Читаем Музыка для Повелителя (СИ) полностью

— Ну, конечно, — Дея поднялась со скамьи. — Я говорила, что не нужно подозревать всех — тем более Монгола с Вадимом… Но он упёртый, как баран! Из упрямства он и соврал тебе, что ты был приманкой: мол, в нашей работе бывает всякое, и тебе нужно привыкнуть… Я сразу поняла, что он перегнул палку!

Дея умолкла, и отчего-то казалось, что она недоговаривает. Чувствовалось, что она напряжена.

Глеб глядел на дверь вокзала, за которой зажгли свет.

В штабе есть предатель… Азарин пытался помешать Коротову… Есть группа законодержцев, подчиняющихся лично ему.

Бондиана какая-то!

— Обещай, что будешь об этом молчать, — потребовала Дея.

— Само собой… — проронил Глеб. — Хотя Монголу с Вадимом Сергеевичем сказать стоило бы.

— Может, и так, но решать не нам, — Деи нашла взглядом Баюна: — Стихотворец, тебя тоже касается!

— Я — могила! — изрёк дух. — Мертвее мёртвого! Разложившийся труп, по которому ползают…

— Давай остановимся на трупе, — предложил Глеб.

Почти совсем стемнело, и фонари превратили листву в рыжее зарево. Глеб потупился: зря он устроил Дее допрос. А что она недоговаривает, ему могло и показаться.

Но Дея не обиделась:

— Это всё, о чём ты хотел спросить?

— Ну да…

— Значит, я наконец-то могу сказать «спасибо», — Дея произнесла это без тени сарказма. — Я уже дважды обязана тебе жизнью. А теперь обязана и свободой.
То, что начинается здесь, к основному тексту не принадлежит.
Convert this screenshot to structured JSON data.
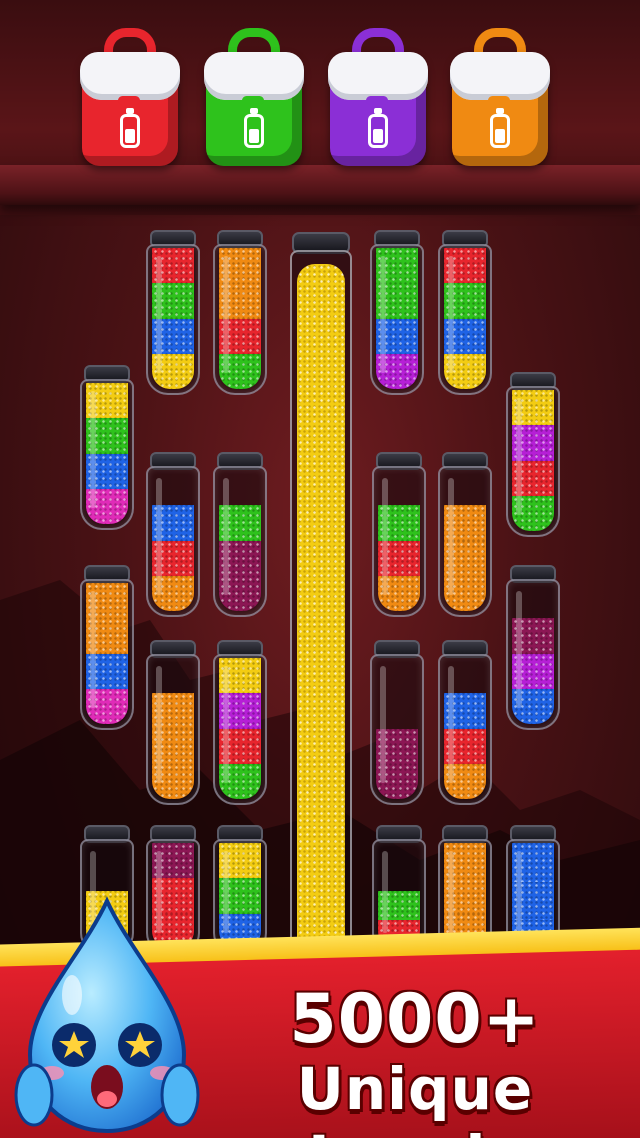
{
  "headline": {
    "line1": "5000+",
    "line2": "Unique Levels"
  },
  "colors": {
    "red": "#e8252d",
    "green": "#2ec21c",
    "blue": "#1f63e6",
    "yellow": "#f3cc12",
    "orange": "#f08a12",
    "purple": "#b61fd6",
    "magenta": "#e02bb8",
    "maroon": "#8c1654",
    "banner_red": "#d4161f",
    "banner_gold": "#ffd23a"
  },
  "bags": [
    {
      "name": "red-bag",
      "color": "#e8252d",
      "icon": "bottle-icon"
    },
    {
      "name": "green-bag",
      "color": "#2ec21c",
      "icon": "bottle-icon"
    },
    {
      "name": "purple-bag",
      "color": "#8b2fd6",
      "icon": "bottle-icon"
    },
    {
      "name": "orange-bag",
      "color": "#f08a12",
      "icon": "bottle-icon"
    }
  ],
  "tubes": [
    {
      "layers": [
        "yellow",
        "blue",
        "green",
        "red"
      ]
    },
    {
      "layers": [
        "green",
        "red",
        "orange",
        "orange"
      ]
    },
    {
      "layers": [
        "purple",
        "blue",
        "green",
        "green"
      ]
    },
    {
      "layers": [
        "yellow",
        "blue",
        "green",
        "red"
      ]
    },
    {
      "layers": [
        "magenta",
        "blue",
        "green",
        "yellow"
      ]
    },
    {
      "layers": [
        "green",
        "red",
        "purple",
        "yellow"
      ]
    },
    {
      "layers": [
        "orange",
        "red",
        "blue"
      ]
    },
    {
      "layers": [
        "maroon",
        "maroon",
        "green"
      ]
    },
    {
      "layers": [
        "orange",
        "red",
        "green"
      ]
    },
    {
      "layers": [
        "orange",
        "orange",
        "orange"
      ]
    },
    {
      "layers": [
        "magenta",
        "blue",
        "orange",
        "orange"
      ]
    },
    {
      "layers": [
        "blue",
        "purple",
        "maroon"
      ]
    },
    {
      "layers": [
        "orange",
        "orange",
        "orange"
      ]
    },
    {
      "layers": [
        "green",
        "red",
        "purple",
        "yellow"
      ]
    },
    {
      "layers": [
        "maroon",
        "maroon"
      ]
    },
    {
      "layers": [
        "orange",
        "red",
        "blue"
      ]
    },
    {
      "layers": [
        "yellow",
        "yellow"
      ]
    },
    {
      "layers": [
        "red",
        "red",
        "maroon"
      ]
    },
    {
      "layers": [
        "blue",
        "green",
        "yellow"
      ]
    },
    {
      "layers": [
        "red",
        "green"
      ]
    },
    {
      "layers": [
        "orange",
        "orange",
        "orange"
      ]
    },
    {
      "layers": [
        "blue",
        "blue",
        "blue"
      ]
    }
  ],
  "big_tube": {
    "color": "yellow"
  },
  "mascot": {
    "name": "water-drop-mascot",
    "color": "#4fb6f5"
  }
}
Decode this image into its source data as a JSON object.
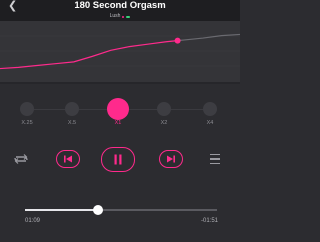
{
  "header": {
    "title": "180 Second Orgasm",
    "subtitle": "Lush",
    "back_icon": "chevron-left-icon"
  },
  "colors": {
    "accent": "#ff2a8c",
    "background": "#2c2c30",
    "graph_background": "#343438"
  },
  "graph": {
    "series": [
      0.22,
      0.24,
      0.27,
      0.3,
      0.33,
      0.42,
      0.52,
      0.58,
      0.62,
      0.66,
      0.69,
      0.72,
      0.76,
      0.78
    ],
    "played_fraction": 0.74
  },
  "speed": {
    "options": [
      "X.25",
      "X.5",
      "X1",
      "X2",
      "X4"
    ],
    "selected_index": 2
  },
  "controls": {
    "repeat_icon": "repeat-icon",
    "prev_icon": "skip-previous-icon",
    "play_icon": "pause-icon",
    "next_icon": "skip-next-icon",
    "menu_icon": "menu-icon"
  },
  "playback": {
    "elapsed": "01:09",
    "remaining": "-01:51",
    "progress": 0.38
  }
}
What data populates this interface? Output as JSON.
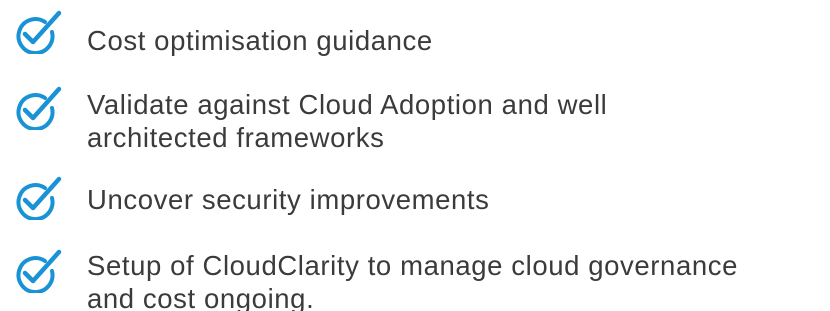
{
  "accent_color": "#1a93d6",
  "text_color": "#3b3b3b",
  "items": [
    {
      "icon": "check-circle-icon",
      "lines": [
        "Cost optimisation guidance"
      ]
    },
    {
      "icon": "check-circle-icon",
      "lines": [
        "Validate against Cloud Adoption and well",
        "architected frameworks"
      ]
    },
    {
      "icon": "check-circle-icon",
      "lines": [
        "Uncover security improvements"
      ]
    },
    {
      "icon": "check-circle-icon",
      "lines": [
        "Setup of CloudClarity to manage cloud governance",
        "and cost ongoing."
      ]
    }
  ]
}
Мимо прошёл парень в модной куртке — блестящей, как сталь. Блеск напомнил о Лаэндо, и Глеб вздрогнул.

Зеркальника так и не нашли. Глеб опасался его мести, хоть и знал, что та не последует сразу — Лаэндо ведь нужны глаза… Точнее, фамильяр, который их заменит. Но что будет, когда такой фамильяр найдётся?

— А чего мы здесь торчим? — Дея глянула направо. — Там отличное кафе — я угощаю! Заодно расскажешь, что тут творилась: часть я знаю от англичан, часть из чаросети, но ты-то был в самом центре!

— Постой… — Глеб вынул из-за пазухи пакет. — Сначала взгляни на это.

Убедившись, что на них не смотрят, он показал три белых алмаза и объяснил, откуда те взялись. Взор Деи загорелся:

— Обратный метаморфоз — тёмная магия стала белой… Надо отдать их на анализ, но я уверена, что каждый камень может кого-то спасти.

— Спасти?.. — повторил Глеб.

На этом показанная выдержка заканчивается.